Les États-Unis et les puissances de l’OTAN, cependant, ne souhaitent pas la fin de la guerre, mais son expansion. Vendredi, le porte-parole du Conseil national de sécurité des États-Unis, John Kirby, a déclaré aux journalistes que «nous ne soutenons certainement pas les appels à un cessez-le-feu». Face aux pertes humaines catastrophiques des forces ukrainiennes, les États-Unis et leurs alliés européens inondent le pays d’armes de pointe en vue d’une offensive majeure dans les deux mois à venir.

Les accusations de crimes de guerre s’inscrivent dans le cadre d’un effort qui vise à qualifier le gouvernement Poutine de régime hors-la-loi afin de justifier ainsi une guerre pour un changement de régime, dont l’objectif est le démantèlement de la Russie.

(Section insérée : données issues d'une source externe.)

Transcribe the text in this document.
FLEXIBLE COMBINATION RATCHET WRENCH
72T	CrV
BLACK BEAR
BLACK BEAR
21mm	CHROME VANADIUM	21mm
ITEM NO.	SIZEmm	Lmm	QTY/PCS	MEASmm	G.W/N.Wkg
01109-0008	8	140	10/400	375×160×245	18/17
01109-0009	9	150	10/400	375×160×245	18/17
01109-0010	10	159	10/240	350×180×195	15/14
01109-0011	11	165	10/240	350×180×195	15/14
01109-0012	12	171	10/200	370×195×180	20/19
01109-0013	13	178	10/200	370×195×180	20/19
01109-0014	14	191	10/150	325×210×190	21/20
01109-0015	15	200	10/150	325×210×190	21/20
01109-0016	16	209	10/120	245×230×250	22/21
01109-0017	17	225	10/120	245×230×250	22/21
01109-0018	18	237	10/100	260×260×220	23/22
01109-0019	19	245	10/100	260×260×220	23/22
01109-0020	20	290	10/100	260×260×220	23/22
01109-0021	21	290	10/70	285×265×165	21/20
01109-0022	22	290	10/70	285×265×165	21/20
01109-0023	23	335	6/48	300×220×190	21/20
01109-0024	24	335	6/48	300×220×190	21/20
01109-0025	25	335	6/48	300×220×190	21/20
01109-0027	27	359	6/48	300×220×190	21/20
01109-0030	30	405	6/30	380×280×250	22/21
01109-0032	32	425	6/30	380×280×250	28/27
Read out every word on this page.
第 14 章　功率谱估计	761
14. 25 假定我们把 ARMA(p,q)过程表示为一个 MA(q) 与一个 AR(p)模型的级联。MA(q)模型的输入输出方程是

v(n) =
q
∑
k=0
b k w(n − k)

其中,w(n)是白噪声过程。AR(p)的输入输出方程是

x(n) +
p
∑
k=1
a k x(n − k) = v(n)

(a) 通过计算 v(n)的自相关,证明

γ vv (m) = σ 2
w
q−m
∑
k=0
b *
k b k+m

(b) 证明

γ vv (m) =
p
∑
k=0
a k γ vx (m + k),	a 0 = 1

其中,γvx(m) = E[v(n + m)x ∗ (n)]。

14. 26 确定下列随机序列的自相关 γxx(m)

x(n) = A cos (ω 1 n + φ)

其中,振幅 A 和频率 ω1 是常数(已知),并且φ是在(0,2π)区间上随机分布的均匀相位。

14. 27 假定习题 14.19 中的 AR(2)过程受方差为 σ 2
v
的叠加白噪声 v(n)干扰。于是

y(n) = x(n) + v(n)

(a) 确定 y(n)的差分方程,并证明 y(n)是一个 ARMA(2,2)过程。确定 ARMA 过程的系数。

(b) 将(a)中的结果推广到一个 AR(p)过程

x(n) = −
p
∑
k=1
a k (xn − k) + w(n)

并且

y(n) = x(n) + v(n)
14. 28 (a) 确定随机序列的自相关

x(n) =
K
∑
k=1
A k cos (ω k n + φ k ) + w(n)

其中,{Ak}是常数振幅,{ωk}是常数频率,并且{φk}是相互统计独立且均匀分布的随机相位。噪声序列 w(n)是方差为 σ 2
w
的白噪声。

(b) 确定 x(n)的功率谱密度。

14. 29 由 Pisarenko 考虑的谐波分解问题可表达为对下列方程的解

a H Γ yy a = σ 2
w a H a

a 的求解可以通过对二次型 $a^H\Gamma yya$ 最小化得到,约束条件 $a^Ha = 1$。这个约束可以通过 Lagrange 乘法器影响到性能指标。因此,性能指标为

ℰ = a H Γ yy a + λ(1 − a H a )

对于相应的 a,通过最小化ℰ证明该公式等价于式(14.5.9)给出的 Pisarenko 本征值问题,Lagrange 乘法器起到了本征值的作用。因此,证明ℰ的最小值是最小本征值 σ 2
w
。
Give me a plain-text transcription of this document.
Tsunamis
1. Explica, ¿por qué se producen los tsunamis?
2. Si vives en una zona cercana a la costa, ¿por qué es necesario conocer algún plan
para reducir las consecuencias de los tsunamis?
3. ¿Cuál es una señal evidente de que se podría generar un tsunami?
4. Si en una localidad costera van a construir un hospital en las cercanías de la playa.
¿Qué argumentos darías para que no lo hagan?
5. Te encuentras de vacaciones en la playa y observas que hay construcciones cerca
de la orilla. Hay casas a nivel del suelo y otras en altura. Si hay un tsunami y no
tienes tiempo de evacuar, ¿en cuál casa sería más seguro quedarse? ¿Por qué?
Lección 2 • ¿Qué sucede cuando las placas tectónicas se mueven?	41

Le New York Times, qui sert de canal aux agences de renseignement américaines, a écrit dans son article sur les mandats («Arrest Warrant From Criminal Court Pierces Putin’s Aura of Impunity») qu’ils placent «M. Poutine au même rang qu’Omar Hassan al-Bashir, le président déchu du Soudan, accusé d’atrocités au Darfour; Slobodan Milosevic, le dirigeant serbe emprisonné pour des exactions commises pendant la guerre des Balkans; et les nazis jugés à Nuremberg après la Seconde Guerre mondiale».

Le message est que, quel que soit l’impact immédiat des accusations, elles sont destinées à signaler, non seulement à Poutine mais aussi à Xi, que la guerre sera intensifiée jusqu’à ce que Poutine connaisse un sort similaire à celui de Milosevic.

Les États-Unis et les puissances de l’OTAN discutent actuellement en coulisses de l’introduction de troupes de l’OTAN dans le conflit. La propagande sur les crimes de guerre et le «génocide» pourrait être utilisée pour accuser la Russie de toute provocation ou de tout incident fabriqué qui pourrait servir de justification.

Rien de tout cela n’implique un soutien à l’invasion russe de l’Ukraine ou aux actions du gouvernement Poutine, qui représente une fraction de l’oligarchie russe. L’invasion de l’Ukraine était une réponse réactionnaire et sans issue de cette oligarchie à l’encerclement de la Russie par les États-Unis et l’OTAN. Mais les États-Unis ont systématiquement provoqué la guerre et préparent maintenant, plus d’un an après le début de celle-ci, une escalade massive et catastrophique.